Some people have a voice made for stories, as though their vocal chords have been fashioned by Brahma himself. Muthassi’s voice was like that. Her pitch was unusual for a woman, very low, a rumble, like the purr of a cat. Age only added to its mystique. Her voice grabbed you, didn’t let you go; the stories would then pour into your veins and intoxicate your brain. You listened until she finished; you didn’t have a choice.
But she was also a treasure trove of other tales, much darker ones, which she was always happy to share with me. Popping balls of rice into my mouth, she would often warn me to beware of the snakes in our garden: “They transform into human form at night, eager to snatch game they slink into the netherworld.”
I was around four years old when she started telling me stories from The Ramayana. She recited the epic to me out of sequence, concentrating more on the characters than the story itself. “Everybody,” she liked to say, “has a past that ought to be heard. The present is paralyzed without a past.”
The scriptures I know come from her. I preferred listening to reading. I think she innately understood that.
The night she decided I needed to know the story I am about to share with you, four crows cawed outside our house at twilight for over an hour. I had just turned ten. It was monsoon
season but the rains still hadn’t come. I was listening to the radio when the power went out. She called out to me as usual for help. She needed someone to talk to in the dark. My parents were to be back the following morning. I had been left in charge, the man of the house.

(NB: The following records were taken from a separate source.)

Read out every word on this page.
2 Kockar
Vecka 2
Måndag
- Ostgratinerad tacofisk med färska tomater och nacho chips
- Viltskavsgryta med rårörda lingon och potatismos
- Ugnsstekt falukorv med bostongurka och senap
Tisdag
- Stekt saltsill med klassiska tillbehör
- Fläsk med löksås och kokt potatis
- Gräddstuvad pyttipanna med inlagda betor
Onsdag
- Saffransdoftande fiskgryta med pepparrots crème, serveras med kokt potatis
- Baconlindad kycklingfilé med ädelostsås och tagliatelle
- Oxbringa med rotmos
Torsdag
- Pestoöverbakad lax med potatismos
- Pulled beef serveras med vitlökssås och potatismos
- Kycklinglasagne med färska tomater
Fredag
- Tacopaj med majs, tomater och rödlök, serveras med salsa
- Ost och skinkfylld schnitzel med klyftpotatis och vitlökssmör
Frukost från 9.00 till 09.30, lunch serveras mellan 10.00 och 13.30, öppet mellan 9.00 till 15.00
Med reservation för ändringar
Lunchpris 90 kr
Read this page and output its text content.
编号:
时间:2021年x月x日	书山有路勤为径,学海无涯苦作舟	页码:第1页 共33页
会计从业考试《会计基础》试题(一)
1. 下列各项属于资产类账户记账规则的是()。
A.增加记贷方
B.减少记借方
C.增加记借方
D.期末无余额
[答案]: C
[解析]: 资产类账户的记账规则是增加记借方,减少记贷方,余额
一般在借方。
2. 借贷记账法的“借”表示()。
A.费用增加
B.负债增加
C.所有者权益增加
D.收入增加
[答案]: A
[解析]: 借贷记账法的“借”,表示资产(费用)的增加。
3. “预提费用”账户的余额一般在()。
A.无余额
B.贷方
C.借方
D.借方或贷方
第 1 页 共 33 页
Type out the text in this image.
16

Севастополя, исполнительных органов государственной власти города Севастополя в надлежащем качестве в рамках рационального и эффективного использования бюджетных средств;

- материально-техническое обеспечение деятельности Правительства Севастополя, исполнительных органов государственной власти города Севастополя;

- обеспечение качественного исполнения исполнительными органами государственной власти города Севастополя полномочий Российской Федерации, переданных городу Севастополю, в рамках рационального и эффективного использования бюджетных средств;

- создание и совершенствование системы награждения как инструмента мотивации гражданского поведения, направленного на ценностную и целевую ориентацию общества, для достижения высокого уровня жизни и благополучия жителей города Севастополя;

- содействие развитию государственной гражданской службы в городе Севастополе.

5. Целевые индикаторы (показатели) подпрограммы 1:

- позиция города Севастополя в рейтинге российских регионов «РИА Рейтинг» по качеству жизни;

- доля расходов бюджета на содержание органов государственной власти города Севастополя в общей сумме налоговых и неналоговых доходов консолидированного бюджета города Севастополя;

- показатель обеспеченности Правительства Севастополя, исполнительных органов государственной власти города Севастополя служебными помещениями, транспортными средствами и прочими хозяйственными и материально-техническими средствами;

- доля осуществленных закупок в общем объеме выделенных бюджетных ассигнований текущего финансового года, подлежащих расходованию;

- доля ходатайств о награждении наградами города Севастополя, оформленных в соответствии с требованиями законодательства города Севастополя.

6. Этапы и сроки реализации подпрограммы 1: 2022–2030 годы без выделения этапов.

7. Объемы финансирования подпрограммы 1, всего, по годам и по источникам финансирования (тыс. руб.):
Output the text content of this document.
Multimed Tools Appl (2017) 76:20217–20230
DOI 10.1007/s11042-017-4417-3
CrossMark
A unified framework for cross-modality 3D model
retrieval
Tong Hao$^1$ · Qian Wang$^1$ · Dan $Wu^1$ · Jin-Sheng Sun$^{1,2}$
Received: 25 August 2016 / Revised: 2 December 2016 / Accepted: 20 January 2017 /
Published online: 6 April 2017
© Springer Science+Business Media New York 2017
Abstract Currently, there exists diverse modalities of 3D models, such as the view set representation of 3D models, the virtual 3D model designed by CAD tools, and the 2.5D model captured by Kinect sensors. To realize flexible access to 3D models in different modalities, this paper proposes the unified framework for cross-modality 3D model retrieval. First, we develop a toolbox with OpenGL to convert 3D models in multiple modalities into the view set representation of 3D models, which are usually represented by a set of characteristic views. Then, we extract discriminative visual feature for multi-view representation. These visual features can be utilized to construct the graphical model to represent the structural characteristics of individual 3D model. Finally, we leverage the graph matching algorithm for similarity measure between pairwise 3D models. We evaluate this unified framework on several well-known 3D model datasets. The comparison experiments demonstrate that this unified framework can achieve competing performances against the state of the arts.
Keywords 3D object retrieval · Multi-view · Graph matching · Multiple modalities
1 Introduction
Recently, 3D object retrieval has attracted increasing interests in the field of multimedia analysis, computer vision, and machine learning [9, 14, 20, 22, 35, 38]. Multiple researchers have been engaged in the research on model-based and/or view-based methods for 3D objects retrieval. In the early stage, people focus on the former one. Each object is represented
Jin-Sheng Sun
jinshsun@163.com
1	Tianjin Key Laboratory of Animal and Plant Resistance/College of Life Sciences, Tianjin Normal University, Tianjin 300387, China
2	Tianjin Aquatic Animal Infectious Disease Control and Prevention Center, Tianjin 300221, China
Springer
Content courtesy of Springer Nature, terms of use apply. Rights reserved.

I was still a small boy and struggling with the kerosene lamp, its heat kissing my thighs, I walked into her room and asked her if she needed anything.
“Close the door, my dear,” she said slowly.
“Blow out your lamp.”
I did.
The room smelled strongly of the after breath of smoke and kerosene.
“Give me your right arm,” she said.
I did, and she began rubbing my fingers one by one.
When I was still a child, people would notice quickly that my palms and feet were frog-like, too big for the rest of my body. Some kids in the village hopped like frogs, pretended to be toads, or stuck their tongues out like lizards when they wanted to make it clear that I couldn’t play with them. It didn’t bother me at all. I was built to be alone.
Muthassi started tugging at my fingers, at weird angles, bending them in degrees I didn’t think possible. When she snapped my index finger off, breaking it like a twig, I stared at her. There was no pain. I was more alarmed than frightened, worried about Amma’s reaction when she would notice the missing finger. Muthassi smiled kindly.
“Don’t worry, little one, I will put it back, I wanted to check, that’s all,” she said.
And before I knew it, she stuck my index finger back on. I stared at it, wiggled it a little bit to make sure it still did what it used to do.
My eyes had adjusted to the darkness by then.
“Don’t be afraid now,” is what she told me gently before she calmly unscrewed her head, twisting it off like a bottle cap and placing it on her lap.
“I would like to go outside, Bhagyanathan,” she decided all of a sudden, “it’s too hot here; let’s go by the pond, it’s cooler there, carry Muthassi out.”